Josie Desmarais/Métro Jacques Daoust

Le gouvernement du Québec va finalement allonger une somme de 20 millions $ afin de permettre de réembaucher 182 travailleurs mis à pied au chantier maritime Davie, à Lévis, et de terminer ainsi les deux bateaux qui avaient été laissés en plan.

Le ministre des Transports, Jacques Daoust, en a fait l’annonce, jeudi à Québec, en prenant bien soin d’expliquer qu’il ne s’agissait pas là d’un «extra», d’un supplément qu’il acceptait de payer. Il s’agit d’un accommodement temporaire pour accélérer les choses, a-t-il laissé entendre.

Le gouvernement du Québec s’est retrouvé devant un litige qui a éclaté entre la Société des traversiers du Québec et le chantier maritime Davie, qui a commencé la construction de deux bateaux pour la STQ.

La Davie allègue qu’il y a eu des modifications aux plans et exige d’être payée pour les coûts supplémentaires que cela a engendrés, selon elle. Une réclamation de 20 millions $ a été évoquée, mais elle n’a pu être confirmée par le ministre des Transports.

Or, il semble, selon le ministre Daoust, que le problème vient plutôt d’une mauvaise traduction qui a été faite du français vers l’anglais, puisque la Société des traversiers fait ses communications en français, alors que Davie travaille en anglais et a fait traduire les documents.

«Le contrat a été fait en français; Davie l’exécute en anglais. Il y a des mots techniques qui n’ont pas la même interprétation», a noté le ministre des Transports.

À l’heure actuelle, un des traversiers est construit à 83 pour cent, l’autre à 73 pour cent et il n’a pas encore de coque, a précisé le ministre Daoust. De plus, la livraison des deux bateaux accuse déjà un retard.

Les 20 millions $ allongés temporairement par Québec doivent permettre de réembaucher les travailleurs de la Davie qui ont été mis à pied, afin de permettre que la construction des bateaux soit terminée.

«Comment voulez-vous qu’on termine cette construction-là si les travailleurs sont à la maison?» s’est exclamé le ministre des Transports.

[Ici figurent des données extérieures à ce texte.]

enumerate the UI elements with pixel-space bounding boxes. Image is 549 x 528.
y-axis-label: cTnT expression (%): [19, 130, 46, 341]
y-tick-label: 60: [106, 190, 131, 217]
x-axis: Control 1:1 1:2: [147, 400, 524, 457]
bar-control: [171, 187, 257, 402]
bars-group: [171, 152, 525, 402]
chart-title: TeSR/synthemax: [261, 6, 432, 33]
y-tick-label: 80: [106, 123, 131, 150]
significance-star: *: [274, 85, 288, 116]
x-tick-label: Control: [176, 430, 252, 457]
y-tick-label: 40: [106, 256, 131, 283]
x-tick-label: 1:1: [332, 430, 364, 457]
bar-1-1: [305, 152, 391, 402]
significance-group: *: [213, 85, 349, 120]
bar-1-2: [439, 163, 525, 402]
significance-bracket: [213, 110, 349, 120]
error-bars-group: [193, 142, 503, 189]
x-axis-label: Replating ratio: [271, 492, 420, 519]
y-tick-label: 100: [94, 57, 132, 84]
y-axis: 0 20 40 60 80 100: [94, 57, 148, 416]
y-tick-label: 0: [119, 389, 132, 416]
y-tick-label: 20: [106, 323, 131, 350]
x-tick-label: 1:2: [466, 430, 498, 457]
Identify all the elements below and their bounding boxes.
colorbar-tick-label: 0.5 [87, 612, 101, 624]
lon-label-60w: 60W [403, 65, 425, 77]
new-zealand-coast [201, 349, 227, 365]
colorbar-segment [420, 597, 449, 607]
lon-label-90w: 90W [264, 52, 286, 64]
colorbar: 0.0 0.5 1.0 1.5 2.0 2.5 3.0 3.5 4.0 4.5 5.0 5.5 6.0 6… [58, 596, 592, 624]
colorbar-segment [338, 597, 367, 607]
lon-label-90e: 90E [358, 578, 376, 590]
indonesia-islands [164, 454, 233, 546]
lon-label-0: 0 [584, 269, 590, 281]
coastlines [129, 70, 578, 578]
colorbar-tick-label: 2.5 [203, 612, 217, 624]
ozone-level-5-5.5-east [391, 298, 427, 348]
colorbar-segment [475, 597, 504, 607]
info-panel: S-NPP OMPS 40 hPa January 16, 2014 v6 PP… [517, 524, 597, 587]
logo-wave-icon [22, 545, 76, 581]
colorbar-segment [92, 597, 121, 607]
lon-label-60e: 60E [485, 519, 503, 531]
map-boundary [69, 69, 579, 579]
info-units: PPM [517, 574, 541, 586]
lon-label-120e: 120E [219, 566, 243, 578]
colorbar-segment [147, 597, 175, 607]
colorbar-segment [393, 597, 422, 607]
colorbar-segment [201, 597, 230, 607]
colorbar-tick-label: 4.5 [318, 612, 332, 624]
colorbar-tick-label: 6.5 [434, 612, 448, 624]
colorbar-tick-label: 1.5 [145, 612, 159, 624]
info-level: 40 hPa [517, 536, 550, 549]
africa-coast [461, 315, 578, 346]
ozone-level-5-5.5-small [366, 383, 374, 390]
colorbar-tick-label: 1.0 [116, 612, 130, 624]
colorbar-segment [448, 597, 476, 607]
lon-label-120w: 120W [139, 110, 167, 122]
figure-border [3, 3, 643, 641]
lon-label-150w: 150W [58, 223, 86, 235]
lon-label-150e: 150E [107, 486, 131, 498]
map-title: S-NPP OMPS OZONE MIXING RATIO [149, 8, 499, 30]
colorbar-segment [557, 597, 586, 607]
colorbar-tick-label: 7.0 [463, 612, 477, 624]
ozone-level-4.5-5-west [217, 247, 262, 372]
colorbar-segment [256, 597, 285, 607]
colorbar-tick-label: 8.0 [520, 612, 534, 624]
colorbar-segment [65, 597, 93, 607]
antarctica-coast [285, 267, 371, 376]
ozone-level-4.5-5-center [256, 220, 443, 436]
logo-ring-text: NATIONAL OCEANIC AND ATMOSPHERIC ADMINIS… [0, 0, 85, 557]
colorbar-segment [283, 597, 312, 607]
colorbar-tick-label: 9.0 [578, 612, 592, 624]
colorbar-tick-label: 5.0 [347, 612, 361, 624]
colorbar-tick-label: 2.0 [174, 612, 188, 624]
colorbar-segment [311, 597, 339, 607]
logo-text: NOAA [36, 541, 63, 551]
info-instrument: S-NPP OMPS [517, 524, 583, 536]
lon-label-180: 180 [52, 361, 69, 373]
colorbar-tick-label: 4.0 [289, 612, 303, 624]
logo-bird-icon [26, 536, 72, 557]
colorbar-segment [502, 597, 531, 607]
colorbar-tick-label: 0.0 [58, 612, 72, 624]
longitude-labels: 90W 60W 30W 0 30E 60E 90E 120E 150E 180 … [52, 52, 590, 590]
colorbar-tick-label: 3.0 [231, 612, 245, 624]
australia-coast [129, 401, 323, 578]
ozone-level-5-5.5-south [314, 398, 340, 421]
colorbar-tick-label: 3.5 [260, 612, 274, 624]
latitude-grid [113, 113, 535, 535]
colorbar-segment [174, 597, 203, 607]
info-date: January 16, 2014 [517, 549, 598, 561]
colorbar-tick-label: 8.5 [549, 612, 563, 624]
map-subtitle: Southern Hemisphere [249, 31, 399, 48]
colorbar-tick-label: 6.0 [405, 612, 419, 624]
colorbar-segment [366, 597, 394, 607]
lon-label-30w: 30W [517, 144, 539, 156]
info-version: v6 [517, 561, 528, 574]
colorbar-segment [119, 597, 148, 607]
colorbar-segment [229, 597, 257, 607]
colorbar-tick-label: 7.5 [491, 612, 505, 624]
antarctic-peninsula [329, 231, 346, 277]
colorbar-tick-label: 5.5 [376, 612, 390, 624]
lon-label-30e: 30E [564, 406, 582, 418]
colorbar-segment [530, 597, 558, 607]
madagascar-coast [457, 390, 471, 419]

Le litige entre les deux sociétés sera réglé par la suite, soit en médiation, soit devant les tribunaux si les parties ne parviennent pas à s’entendre en médiation, a indiqué M. Daoust.

Le ministre Daoust n’a toutefois pas annoncé la réembauche des travailleurs mis à pied. Il a fait parvenir une lettre à la Davie, jeudi, et il tient à obtenir un engagement ferme du constructeur à savoir qu’il acceptera de payer la somme si un éventuel tribunal statuait en ce sens.

«Si c’est Davie qui est responsable, ils nous rembourseront», a plaidé le ministre des Transports.

Le Syndicat des travailleurs du chantier naval de Lauzon, affilié à la CSN, s’était dit «très préoccupé» par ces mises à pied et avait pressé le gouvernement d’intervenir pour tenter de régler ce litige dont les travailleurs font les frais.